Electronic devices such as laptops, tablets, and cell phones provide easy gateways for hackers. They find ingenious ways to access the personal information stored on these devices.

These are some things you should put in place to protect the information stores on your electronic devices:

  • Use a secure browser and firewall
  • Use a reputed antivirus protection
  • Update your antivirus often
  • Never click links in emails from unknown senders
  • Do not download files from unknown senders
  • Never set up automatic log-in processes to your financial accounts
  • Delete all personal information, clear all data, and overwrite the hard drive completely before disposing of any electronic device

7. Be Alert to Phishing and Spoofing

A common tactic scammers use is to send emails or make phone calls on behalf of your bank or a government entity asking for some personal details. Never respond to such emails or phone calls and definitely never click links or download attachments from unknown senders. Links in emails may lead to spurious websites that can install a tracker on your computer and attachments may contain malware.

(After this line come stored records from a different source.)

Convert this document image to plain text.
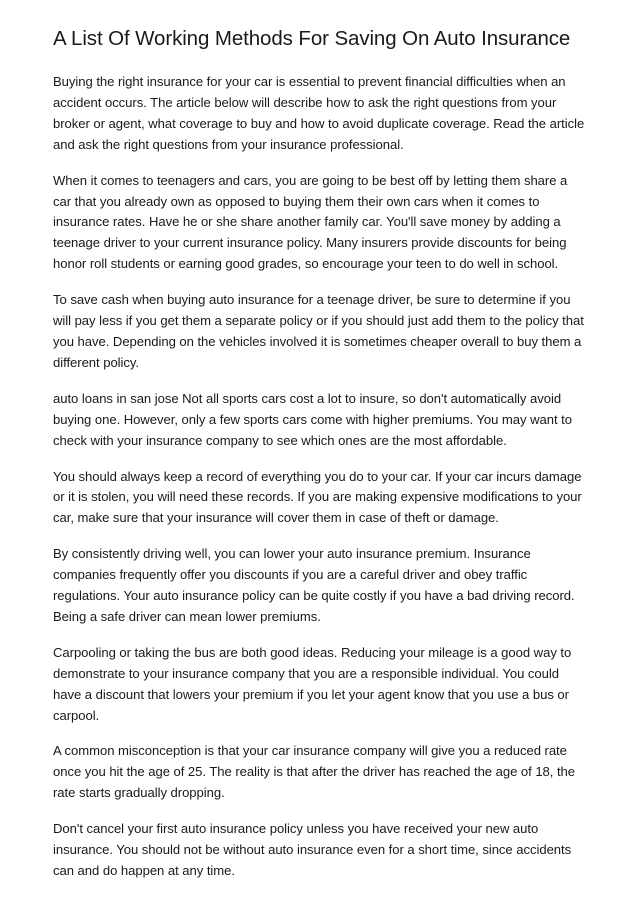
A List Of Working Methods For Saving On Auto Insurance

Buying the right insurance for your car is essential to prevent financial difficulties when an accident occurs. The article below will describe how to ask the right questions from your broker or agent, what coverage to buy and how to avoid duplicate coverage. Read the article and ask the right questions from your insurance professional.

When it comes to teenagers and cars, you are going to be best off by letting them share a car that you already own as opposed to buying them their own cars when it comes to insurance rates. Have he or she share another family car. You'll save money by adding a teenage driver to your current insurance policy. Many insurers provide discounts for being honor roll students or earning good grades, so encourage your teen to do well in school.

To save cash when buying auto insurance for a teenage driver, be sure to determine if you will pay less if you get them a separate policy or if you should just add them to the policy that you have. Depending on the vehicles involved it is sometimes cheaper overall to buy them a different policy.

auto loans in san jose Not all sports cars cost a lot to insure, so don't automatically avoid buying one. However, only a few sports cars come with higher premiums. You may want to check with your insurance company to see which ones are the most affordable.

You should always keep a record of everything you do to your car. If your car incurs damage or it is stolen, you will need these records. If you are making expensive modifications to your car, make sure that your insurance will cover them in case of theft or damage.

By consistently driving well, you can lower your auto insurance premium. Insurance companies frequently offer you discounts if you are a careful driver and obey traffic regulations. Your auto insurance policy can be quite costly if you have a bad driving record. Being a safe driver can mean lower premiums.

Carpooling or taking the bus are both good ideas. Reducing your mileage is a good way to demonstrate to your insurance company that you are a responsible individual. You could have a discount that lowers your premium if you let your agent know that you use a bus or carpool.

A common misconception is that your car insurance company will give you a reduced rate once you hit the age of 25. The reality is that after the driver has reached the age of 18, the rate starts gradually dropping.

Don't cancel your first auto insurance policy unless you have received your new auto insurance. You should not be without auto insurance even for a short time, since accidents can and do happen at any time.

If you do receive a suspicious call or email, initiate a call back or request some sort of confirmation before proceeding with any discussion. Don’t engage unless you’re absolutely sure who you’re dealing with.

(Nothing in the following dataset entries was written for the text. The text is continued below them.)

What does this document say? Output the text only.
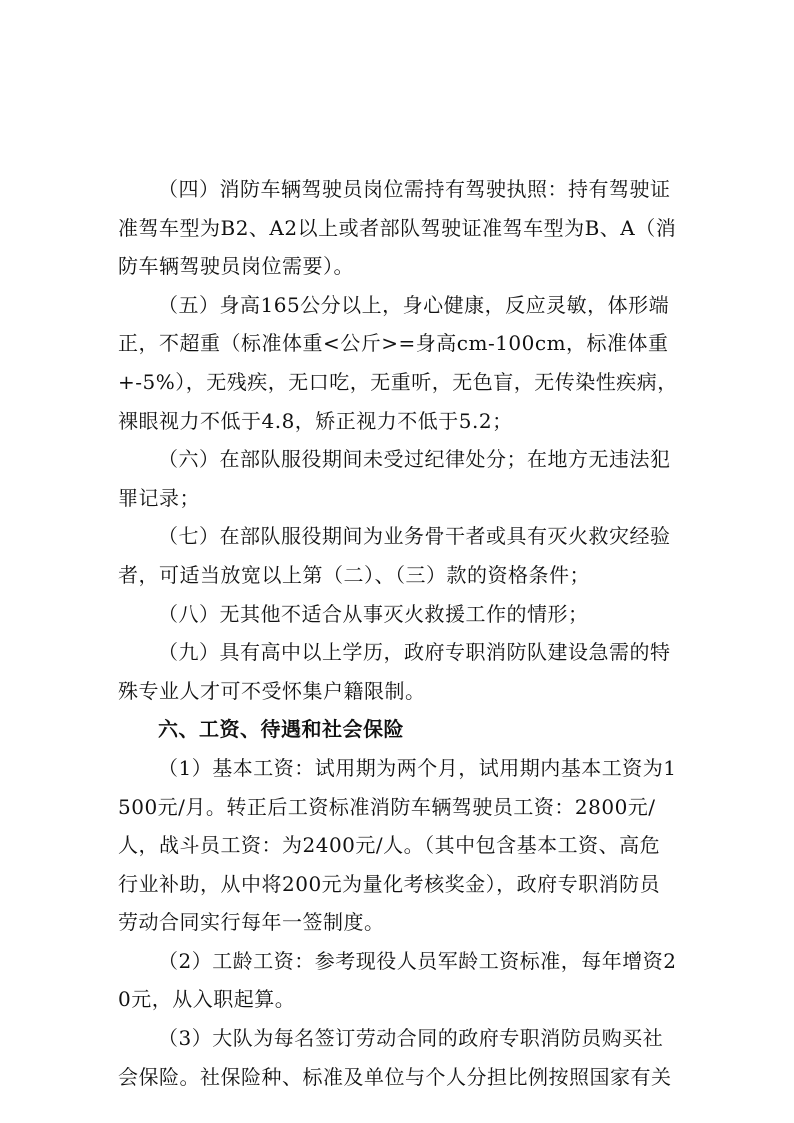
（四）消防车辆驾驶员岗位需持有驾驶执照：持有驾驶证准驾车型为B2、A2以上或者部队驾驶证准驾车型为B、A（消防车辆驾驶员岗位需要）。

（五）身高165公分以上，身心健康，反应灵敏，体形端正，不超重（标准体重<公斤>=身高cm-100cm，标准体重+-5%），无残疾，无口吃，无重听，无色盲，无传染性疾病，裸眼视力不低于4.8，矫正视力不低于5.2；

（六）在部队服役期间未受过纪律处分；在地方无违法犯罪记录；

（七）在部队服役期间为业务骨干者或具有灭火救灾经验者，可适当放宽以上第（二）、（三）款的资格条件；

（八）无其他不适合从事灭火救援工作的情形；

（九）具有高中以上学历，政府专职消防队建设急需的特殊专业人才可不受怀集户籍限制。

六、工资、待遇和社会保险

（1）基本工资：试用期为两个月，试用期内基本工资为1500元/月。转正后工资标准消防车辆驾驶员工资：2800元/人，战斗员工资：为2400元/人。（其中包含基本工资、高危行业补助，从中将200元为量化考核奖金），政府专职消防员劳动合同实行每年一签制度。

（2）工龄工资：参考现役人员军龄工资标准，每年增资20元，从入职起算。

（3）大队为每名签订劳动合同的政府专职消防员购买社会保险。社保险种、标准及单位与个人分担比例按照国家有关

8. Monitor Financial Statements

Make it a habit to go through your bank and credit card statements as and when you receive them. If you see a transaction you don’t recognize, call your bank or credit card company immediately and alert them of the fraudulent transaction. They will freeze your account to limit the damage and tell you about what to do next.

9. Check Your Credit Reports Regularly

Your credit reports contain records of all your credit activity. From your loan and credit card payments to any new loan and credit card applications. If anyone has applied for a loan or credit card using your information, it will show up on your credit report. This is alerting you to the possibility of identity theft.

You are entitled to receive one free credit report once a year from all three major credit reporting bureaus. It is advisable to get your free credit report every year and make sure that all records are accurate. In addition to pointing to identity theft, inaccurate entries also damage your credit score. If you come across any erroneous entries, you can file a dispute with the concerned credit bureau and get it corrected. This will help restore your credentials and your credit score.

10. Keep an eye on your mailbox

It’s the last place you’d think about identity theft, but stolen mail is an easy way to get another person’s information. Mail from your bank, credit card company, insurance company, or mortgage lender includes some personal information. Some mail may contain more information than others. Identity thieves can use this information in a number of ways.

Checking your mailbox and retrieving your mail every day is one way to prevent any third party from accessing your mail. If you’re going to be away from home for a while, consider getting a lockable mailbox that’s approved by the U.S. Postal Service. Or ask a friend or neighbor to check your mailbox every day.

Identity theft is a growing problem all over the world. Knowing the warning signs and staying diligent are the best ways to prevent identity theft.